Host: Rachel Hewitt, how is all this going to play out in university admissions…Stephen, one thing that’s occurred to me, what would actually be wrong in giving students, right across the country throughout the UK, grades that their teachers thought they deserved? Yes, everyone will get a higher than perhaps the pupils last year, but everyone knows that this is the ‘Covid Generation’. Universities and employers will all know that they need to take that into account.

SC: We are in an unprecedented situation, and we are going to have to accept that. Probably we are going to be making the best of what we can with the situation. It isn’t really a good thing for teachers alone to decide what their students should receive. Schools have different policies. All teachers have to moderate their work with each other. In one sense exams are not fair, but they are a great leveller, because obviously when a child is sitting an exam in Eton or another school in the country – a secondary school in a much more deprived area, they still are sitting the same exam. At least that one thing is constant. The problem with this is that so many things are not constant.

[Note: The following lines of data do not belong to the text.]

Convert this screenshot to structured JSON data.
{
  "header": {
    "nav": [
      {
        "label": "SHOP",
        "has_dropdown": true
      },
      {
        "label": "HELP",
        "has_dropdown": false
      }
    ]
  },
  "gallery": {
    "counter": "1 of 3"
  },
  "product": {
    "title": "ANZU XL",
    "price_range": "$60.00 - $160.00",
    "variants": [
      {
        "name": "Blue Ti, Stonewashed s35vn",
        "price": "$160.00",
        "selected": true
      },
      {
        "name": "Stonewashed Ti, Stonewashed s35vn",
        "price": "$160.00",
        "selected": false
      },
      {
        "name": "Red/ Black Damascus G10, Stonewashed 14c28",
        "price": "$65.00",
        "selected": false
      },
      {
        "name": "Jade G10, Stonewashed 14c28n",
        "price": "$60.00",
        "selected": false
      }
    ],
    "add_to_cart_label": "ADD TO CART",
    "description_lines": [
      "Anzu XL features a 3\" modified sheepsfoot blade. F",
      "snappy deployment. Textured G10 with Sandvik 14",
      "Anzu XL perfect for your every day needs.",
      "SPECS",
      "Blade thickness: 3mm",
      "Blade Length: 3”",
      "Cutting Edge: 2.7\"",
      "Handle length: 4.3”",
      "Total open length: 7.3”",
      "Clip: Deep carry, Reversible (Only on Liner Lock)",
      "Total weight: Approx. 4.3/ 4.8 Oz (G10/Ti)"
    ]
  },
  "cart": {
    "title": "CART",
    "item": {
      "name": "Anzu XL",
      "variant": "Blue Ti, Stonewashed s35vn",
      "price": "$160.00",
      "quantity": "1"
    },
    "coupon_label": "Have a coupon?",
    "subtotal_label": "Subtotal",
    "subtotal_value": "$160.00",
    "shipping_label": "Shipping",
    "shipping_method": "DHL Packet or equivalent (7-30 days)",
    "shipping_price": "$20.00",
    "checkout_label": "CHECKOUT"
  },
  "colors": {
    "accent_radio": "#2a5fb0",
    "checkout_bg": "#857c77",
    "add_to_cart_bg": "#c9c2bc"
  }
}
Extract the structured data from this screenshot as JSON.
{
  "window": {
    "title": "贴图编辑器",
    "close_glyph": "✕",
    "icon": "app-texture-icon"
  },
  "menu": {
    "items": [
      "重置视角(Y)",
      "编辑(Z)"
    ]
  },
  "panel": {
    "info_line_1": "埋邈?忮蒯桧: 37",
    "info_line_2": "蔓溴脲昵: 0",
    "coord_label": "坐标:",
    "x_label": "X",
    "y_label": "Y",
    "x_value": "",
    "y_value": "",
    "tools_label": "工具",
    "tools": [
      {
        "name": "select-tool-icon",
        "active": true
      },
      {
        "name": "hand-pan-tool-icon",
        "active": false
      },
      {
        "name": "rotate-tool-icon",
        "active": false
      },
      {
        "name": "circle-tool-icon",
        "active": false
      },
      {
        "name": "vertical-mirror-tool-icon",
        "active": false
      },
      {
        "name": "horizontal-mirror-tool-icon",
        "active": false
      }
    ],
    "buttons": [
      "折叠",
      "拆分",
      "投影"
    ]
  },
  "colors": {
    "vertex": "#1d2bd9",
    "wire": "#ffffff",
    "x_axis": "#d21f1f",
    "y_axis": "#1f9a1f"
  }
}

I think to a large extent our government in England has headed off a big problem that happened in Scotland. To a large extent, that is a political decision because the SQA have been undermined by their own government. Our situation, really to begin with, we wouldn’t undermine our judiciary. I know they are not the same thing but the government literally step in and make decisions about what children should receive is a really strange situation. I really do understand that there is not much else they could do.

Host: No, it is very difficult isn’t it? Ben, going on from what Stephen was saying… Thank you very much indeed.